These two sites lie between Upminster and Aveley, within the Thames Chase Community Forest. In the 1970s both sites were still farmland and cropmarks in the hot summer of 1976 lead to the discovery of the archaeological sites. A series of ditches marked out the sites of farms and fields of prehistoric and Roman date.
One of the earliest finds recovered from the excavations at Hunts Hill Farm was a flint arrowhead of the Early Bronze Age. In a later period someone placed it in a posthole, perhaps as a foundation deposit for a new building.
The first evidence of settlement at Hunts Hill Farm dates to the Middle Bronze Age. Archaeologists found the slight traces of their settlement: just a few pits and postholes. More is known about the Late Bronze Age and Early Iron Age occupation: when a series of post-built round houses was built within larger enclosures. The needs of livestock were served by several large wells and waterholes, some of which contained the remains of dung beetles and the bracken that may have been used as fodder.
These people continued an earlier tradition of burying pots or pottery in the ground. One pit, dated 1000–800 BS, contained the remains of at least 28 smashed pots.

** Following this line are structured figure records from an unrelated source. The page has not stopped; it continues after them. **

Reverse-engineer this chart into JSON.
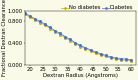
{
  "title": "",
  "xlabel": "Dextran Radius (Angstroms)",
  "ylabel": "Fractional Dextran Clearance",
  "x_no_diabetes": [
    18,
    20,
    22,
    24,
    26,
    28,
    30,
    32,
    34,
    36,
    38,
    40,
    42,
    44,
    46,
    48,
    50,
    52,
    54,
    56,
    58,
    60
  ],
  "y_no_diabetes": [
    0.93,
    0.88,
    0.83,
    0.78,
    0.73,
    0.67,
    0.61,
    0.56,
    0.5,
    0.45,
    0.39,
    0.34,
    0.3,
    0.26,
    0.22,
    0.19,
    0.16,
    0.13,
    0.11,
    0.1,
    0.09,
    0.08
  ],
  "x_diabetes": [
    18,
    20,
    22,
    24,
    26,
    28,
    30,
    32,
    34,
    36,
    38,
    40,
    42,
    44,
    46,
    48,
    50,
    52,
    54,
    56,
    58,
    60
  ],
  "y_diabetes": [
    0.95,
    0.9,
    0.85,
    0.8,
    0.75,
    0.69,
    0.63,
    0.58,
    0.52,
    0.47,
    0.41,
    0.36,
    0.32,
    0.28,
    0.24,
    0.21,
    0.18,
    0.15,
    0.13,
    0.12,
    0.11,
    0.1
  ],
  "color_no_diabetes": "#C8A800",
  "color_diabetes": "#4472C4",
  "legend_no_diabetes": "No diabetes",
  "legend_diabetes": "Diabetes",
  "ylim": [
    0.0,
    1.0
  ],
  "xlim": [
    18,
    62
  ],
  "xticks": [
    20,
    25,
    30,
    35,
    40,
    45,
    50,
    55,
    60
  ],
  "ytick_vals": [
    0.0,
    0.4,
    0.8,
    1.0
  ],
  "ytick_labels": [
    "0.000",
    "0.400",
    "0.800",
    "1.000"
  ],
  "background_color": "#FAFAE8",
  "fontsize": 3.8
}
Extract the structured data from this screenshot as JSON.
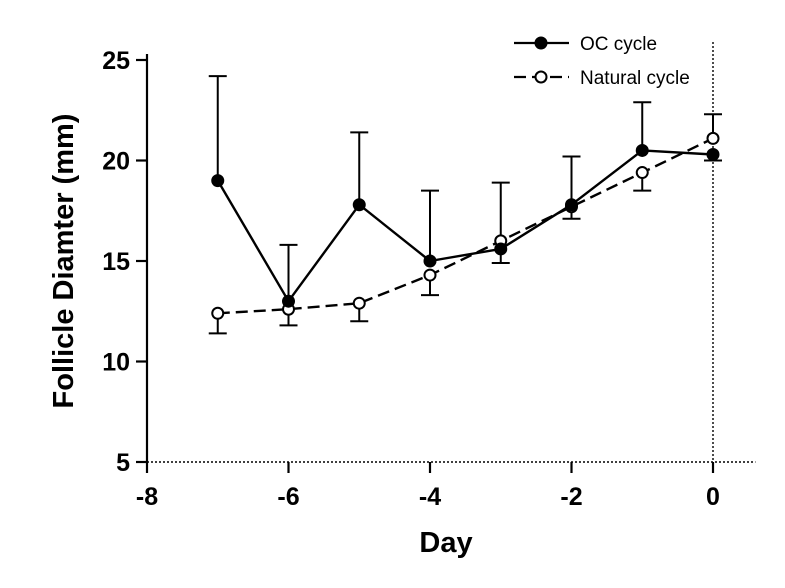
{
  "chart_data": {
    "type": "line",
    "title": "",
    "xlabel": "Day",
    "ylabel": "Follicle Diamter (mm)",
    "xlim": [
      -8,
      0.6
    ],
    "ylim": [
      5,
      25
    ],
    "xticks": [
      -8,
      -6,
      -4,
      -2,
      0
    ],
    "yticks": [
      5,
      10,
      15,
      20,
      25
    ],
    "x_tick_labels": [
      "-8",
      "-6",
      "-4",
      "-2",
      "0"
    ],
    "y_tick_labels": [
      "5",
      "10",
      "15",
      "20",
      "25"
    ],
    "reference_line_x": 0,
    "legend_position": "top-right",
    "series": [
      {
        "name": "OC cycle",
        "marker": "filled-circle",
        "line_style": "solid",
        "x": [
          -7,
          -6,
          -5,
          -4,
          -3,
          -2,
          -1,
          0
        ],
        "y": [
          19.0,
          13.0,
          17.8,
          15.0,
          15.6,
          17.8,
          20.5,
          20.3
        ],
        "error_up": [
          5.2,
          2.8,
          3.6,
          3.5,
          3.3,
          2.4,
          2.4,
          0.0
        ],
        "error_down": [
          0.0,
          0.0,
          0.0,
          0.0,
          0.0,
          0.0,
          0.0,
          0.3
        ]
      },
      {
        "name": "Natural cycle",
        "marker": "open-circle",
        "line_style": "dashed",
        "x": [
          -7,
          -6,
          -5,
          -4,
          -3,
          -2,
          -1,
          0
        ],
        "y": [
          12.4,
          12.6,
          12.9,
          14.3,
          16.0,
          17.7,
          19.4,
          21.1
        ],
        "error_up": [
          0.0,
          0.0,
          0.0,
          0.0,
          0.0,
          0.0,
          0.0,
          1.2
        ],
        "error_down": [
          1.0,
          0.8,
          0.9,
          1.0,
          1.1,
          0.6,
          0.9,
          0.0
        ]
      }
    ]
  }
}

At the end of the Iron Age a large rectangular enclosure, about 60m by 50m, with a gateway facing north, dominated the hill. In the bottom of a ditch was a coin of King Cunobelin who ruled from Camulodunum (now Colchester).

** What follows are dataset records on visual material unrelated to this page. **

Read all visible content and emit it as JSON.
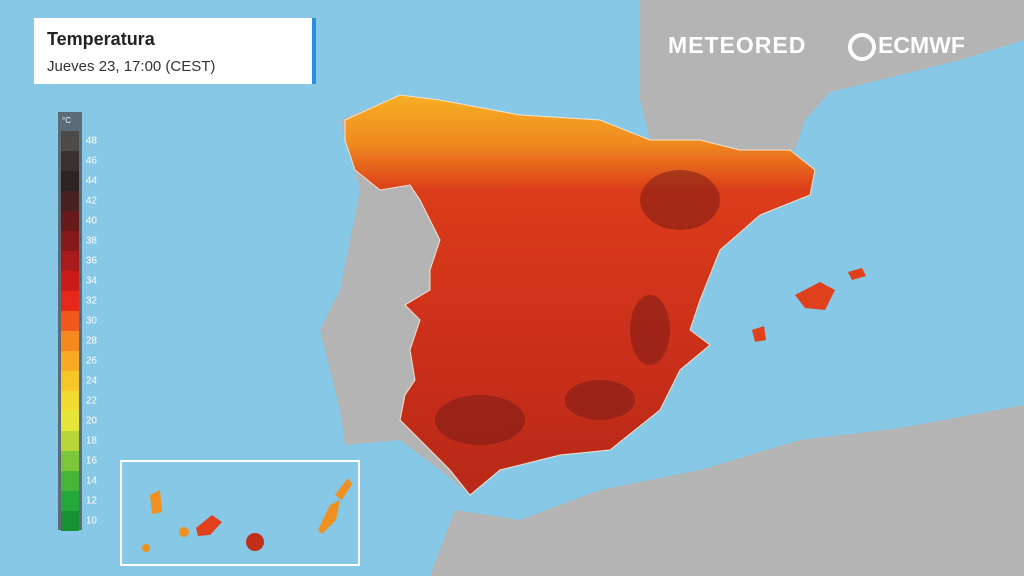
{
  "header": {
    "title": "Temperatura",
    "subtitle": "Jueves 23, 17:00 (CEST)"
  },
  "legend": {
    "unit": "°C",
    "ticks": [
      48,
      46,
      44,
      42,
      40,
      38,
      36,
      34,
      32,
      30,
      28,
      26,
      24,
      22,
      20,
      18,
      16,
      14,
      12,
      10
    ],
    "colors": [
      "#4d4a4a",
      "#3a3030",
      "#2e2222",
      "#472020",
      "#661a1a",
      "#861a1a",
      "#ab1a1a",
      "#cc1c1a",
      "#e6281a",
      "#ef5a1c",
      "#f5881e",
      "#f8aa22",
      "#f5c626",
      "#f0dc30",
      "#e6e63a",
      "#b8d63a",
      "#7cc63a",
      "#46b63a",
      "#24a83a",
      "#169232"
    ]
  },
  "logos": [
    "METEORED",
    "ECMWF"
  ]
}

After the Roman conquest much of Hunts Hill Farm was used as farmland. The Late Iron Age enclosure was remodelled, perhaps adapted as a stock enclosure. More fields or paddocks and animal enclosures were laid out and new wells or waterholes were dug. In their waterlogged deposits were the seeds of carrot, coriander and celery, and the head of a honey bee, one of only six known in Roman Britain.
Some of the Roman period inhabitants of the area were cremated and their ashes buried in pots, sometimes accompanied by flagons or cups. These cremations were usually set into or alongside the field ditches.

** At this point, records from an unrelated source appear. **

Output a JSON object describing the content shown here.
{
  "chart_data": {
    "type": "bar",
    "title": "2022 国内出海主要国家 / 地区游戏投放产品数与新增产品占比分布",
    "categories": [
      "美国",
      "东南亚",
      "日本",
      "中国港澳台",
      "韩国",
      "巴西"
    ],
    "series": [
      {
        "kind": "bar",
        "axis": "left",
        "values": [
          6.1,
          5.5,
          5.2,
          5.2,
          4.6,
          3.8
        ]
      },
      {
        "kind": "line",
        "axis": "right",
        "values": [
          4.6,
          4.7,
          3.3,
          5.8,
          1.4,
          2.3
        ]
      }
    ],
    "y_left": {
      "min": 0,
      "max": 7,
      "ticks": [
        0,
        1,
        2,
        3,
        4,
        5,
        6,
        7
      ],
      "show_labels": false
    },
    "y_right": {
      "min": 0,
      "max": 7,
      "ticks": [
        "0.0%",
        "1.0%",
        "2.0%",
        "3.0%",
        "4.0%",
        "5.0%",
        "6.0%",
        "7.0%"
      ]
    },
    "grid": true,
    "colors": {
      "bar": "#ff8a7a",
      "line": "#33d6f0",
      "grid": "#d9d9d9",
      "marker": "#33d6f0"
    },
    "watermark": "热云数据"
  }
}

A small Early Saxon cemetery, perhaps of a family group was also lined up alongside a late Roman field ditch. Each was buried with a small iron knife, but one person had a glass bead and another a complete pot as grave goods. A settlement of this period was found at the southern end of Hunts Hill Farm where there was a well and traces of a timber house. Early Saxon pits and timber structures were also found at Whitehall Wood.
In the early medieval period a hall-house with fields and a stave-lined well was built at Hunts Hill Farm. This was possibly part of the Domesday manor known to have been in the south part of Upminster parish.
Later the site became part of a medieval ridge-and-furrow field system. Farming continued through the 20th century, when part of the site became a garden centre, selling also fodder and hay, gas canisters and, most memorably, Christmas trees. World War I uniforms were buried in the soil to act as fertilizer and hundreds of buttons were dug up. Horses were grazed on the fields in later years. Small gymkhanas were held right up until the early 1990s leaving lots of ring-pulls from fizzy drink cans for the archaeologists to find.
These two sites lie east of Upminster in an area of higher gravel terrace that is now mostly used for arable farming and market gardening, though it has also been subject to intensive gravel extraction.
A few stray flint implements of the Mesolithic period from Manor Farm are the only evidence of early prehistoric people in area. Although there was a small amount of Late Bronze Age pottery at Manor Farm, most of the evidence for prehistoric settlement – including curvilinear gullies that may have marked the site of a round house – date to the Early to Middle Iron Age.
During the Later Iron Age a pair of large, roughly rectangular defensive enclosures dominated the Great Sunnings Farm site. These were linked and had steep-sided ditches about 4m wide and 2m deep. People continued to live here during the early Roman period, dumping rubbish in the old ditches and digging wells or waterholes for stock. During the 2nd century a system of long narrow fields had been laid out across the site.
At Manor Farm a small Early Roman cemetery of five cremation burials included the burial of a young woman, whose ashes were placed in a pottery flagon. Some of these people were buried with pottery jars and small flagons.
A few fragments of Early Saxon pottery show that people still lived on the Manor Farm site after the Roman period, although little is known of this period.